Dejó de hablar sin acabar la frase, pero el torrente de noticias había acribillado a Morgase como una granizada. Dyelin era la siguiente en la línea de sucesión al trono sólo si Elayne moría sin descendencia. ¡Oh, Luz, Elayne! ¿Seguiría a salvo en la Torre? Era curioso pensar que era tal su antipatía por las Aes Sedai, en buena parte porque habían permitido que Elayne estuviese perdida durante un tiempo, que les había exigido que enviaran de regreso a Elayne cuando nadie osaba exigir nada a la Torre. Sin embargo, ahora confiaba en que mantuviesen a su hija a buen recaudo. Recordó una carta de Elayne después de su regreso a Tar Valon. ¿Habría habido otras? Evocaba con gran incertidumbre muchas cosas ocurridas durante el tiempo en que Gaebril la había tenido subyugada.
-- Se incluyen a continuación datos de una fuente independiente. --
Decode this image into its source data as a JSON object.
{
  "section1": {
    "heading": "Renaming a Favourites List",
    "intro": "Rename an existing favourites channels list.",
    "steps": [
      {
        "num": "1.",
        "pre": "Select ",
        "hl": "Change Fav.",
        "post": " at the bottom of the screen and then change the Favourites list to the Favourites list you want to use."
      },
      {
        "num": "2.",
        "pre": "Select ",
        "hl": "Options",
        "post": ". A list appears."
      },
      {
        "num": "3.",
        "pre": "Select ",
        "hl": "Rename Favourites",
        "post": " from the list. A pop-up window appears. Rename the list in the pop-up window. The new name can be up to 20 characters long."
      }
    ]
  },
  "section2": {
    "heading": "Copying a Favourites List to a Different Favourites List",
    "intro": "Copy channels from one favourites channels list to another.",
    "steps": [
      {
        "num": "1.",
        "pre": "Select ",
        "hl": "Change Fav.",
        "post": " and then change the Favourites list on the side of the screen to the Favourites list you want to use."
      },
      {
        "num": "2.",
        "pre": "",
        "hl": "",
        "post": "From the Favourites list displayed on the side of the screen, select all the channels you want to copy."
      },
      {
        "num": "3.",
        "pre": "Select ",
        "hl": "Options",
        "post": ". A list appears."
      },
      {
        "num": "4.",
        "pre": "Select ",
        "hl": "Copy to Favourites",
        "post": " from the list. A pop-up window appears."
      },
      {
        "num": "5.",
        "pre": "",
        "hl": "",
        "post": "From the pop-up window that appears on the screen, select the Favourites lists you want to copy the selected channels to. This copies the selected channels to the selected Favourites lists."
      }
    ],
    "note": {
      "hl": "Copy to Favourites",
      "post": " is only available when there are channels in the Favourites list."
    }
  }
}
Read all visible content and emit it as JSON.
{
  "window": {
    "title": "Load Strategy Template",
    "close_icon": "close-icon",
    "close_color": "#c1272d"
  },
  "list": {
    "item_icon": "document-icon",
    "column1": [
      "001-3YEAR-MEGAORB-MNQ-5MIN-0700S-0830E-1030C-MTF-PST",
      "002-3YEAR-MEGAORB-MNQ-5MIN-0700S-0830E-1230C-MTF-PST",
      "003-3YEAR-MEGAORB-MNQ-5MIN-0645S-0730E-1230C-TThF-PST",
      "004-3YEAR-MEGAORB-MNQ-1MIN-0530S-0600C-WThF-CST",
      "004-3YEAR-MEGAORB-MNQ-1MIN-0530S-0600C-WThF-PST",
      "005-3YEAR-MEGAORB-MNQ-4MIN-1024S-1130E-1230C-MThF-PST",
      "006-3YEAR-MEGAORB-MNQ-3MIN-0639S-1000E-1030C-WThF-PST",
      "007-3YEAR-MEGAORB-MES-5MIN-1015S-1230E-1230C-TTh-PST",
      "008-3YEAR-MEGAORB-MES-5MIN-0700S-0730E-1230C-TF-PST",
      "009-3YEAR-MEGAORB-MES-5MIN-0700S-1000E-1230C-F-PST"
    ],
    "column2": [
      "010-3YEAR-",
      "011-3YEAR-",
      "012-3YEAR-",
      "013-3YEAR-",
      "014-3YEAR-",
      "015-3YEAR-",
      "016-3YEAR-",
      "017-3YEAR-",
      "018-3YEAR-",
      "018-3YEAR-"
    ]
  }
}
Sin duda Elayne tenía que estar a salvo. Debería estar preocupada también por Gawyn, y por Galad —sólo la Luz sabía dónde estarían—, pero Elayne era su heredera. La paz en Andor dependía de una sucesión sin conflictos ni sobresaltos.

Tenía que meditar despacio, con cuidado. Todo encajaba, pero también lo hacían las mentiras bien hiladas, y este hombre era un maestro en ese arte. Necesitaba hechos. Que en Andor se la creyera muerta no la cogía de sorpresa; había tenido que salir a escondidas de su propio reino para eludir a Gaebril y a quienes podrían entregársela a él o a otros que quisieran vengar en ella las injusticias de Gaebril. Si creerla muerta despertaba compasión, podría utilizarlo cuando volviese de entre los muertos. Hechos.

—Necesito tiempo para pensar —contestó.

—Por supuesto. —Niall se incorporó sin brusquedad; ella debería haberse levantado también del sillón para que al estar de pie el hombre no la apabullara con su altura, pero no estaba segura de que las piernas pudiesen sostenerla—. Volveré dentro de un día o dos. Entretanto, quiero asegurarme de que estáis a salvo. Ailron está tan absorto en sus propias preocupaciones que a saber quién podría entrar a hurtadillas, tal vez con ánimo de causaros daño. Por ende, me he tomado la libertad de apostar unos cuantos Hijos a vuestra puerta. Con permiso de Ailron, naturalmente.

Morgase siempre había oído decir que el verdadero poder de Amadicia eran los Capas Blancas, y ahora tenía prueba de que era realmente así.

Niall mostró algo más de cortesía al marcharse que al entrar e hizo una reverencia que habría dedicado a un igual. De uno u otro modo, le estaba dejando claro que no tenía elección.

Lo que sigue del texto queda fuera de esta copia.